After nearly thirty miles he pulled off the blacktop at the intersection of a gravel road leading east toward the Chiricahuas. The MapQuest was fairly clear and the Google aerial showed a rather run-down ranch house with a number of corrals and ramshackle outbuildings but there was the question of whether it was a recent photo. A topographical map would have been handier and so would a 4WD he thought because the seven miles of gravel led into successively rougher country. He made his right turn and drove the mile toward the ranch thinking that the aerial had given no indication of the depth of the canyon on each side of the two-track, which showed signs of traffic in the dirt.
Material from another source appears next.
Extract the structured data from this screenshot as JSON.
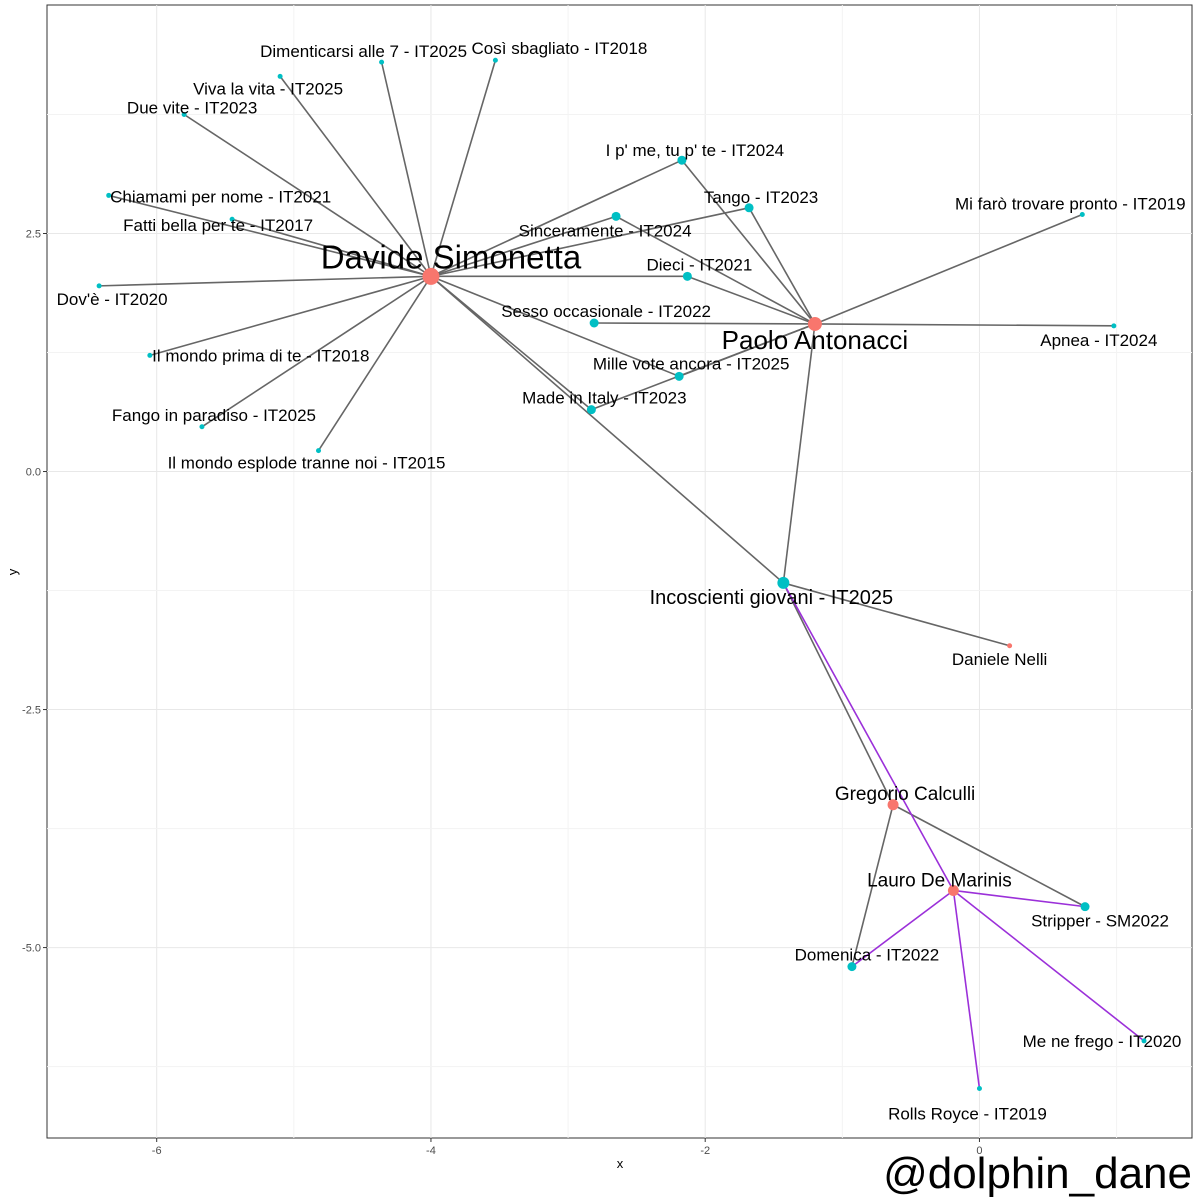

He parked off to the side of a locked gate feeling a little naked without his .38, which was in a locked desk drawer back in Marquette, but then the Great Leader Dwight had always been friendly enough if somewhat distant.

He climbed the iron-bar gate with wobbly legs and headed up the road amused at the similarity of the landscape to the cowboy movies where Indians or outlaws would pop up from the uniform and phony-looking boulders and start shooting arrows or bullets at Gene Autry or Roy Rogers.

He stopped to look at a large gathering of varied birds on the bushes around a small spring, really a seep from the canyon wall, and then he was quite literally stoned. Stoned as happened in certain Middle Eastern countries like Saudi Arabia where the woebegone malefactor tries to cover his face while being pelted by fair-sized rocks.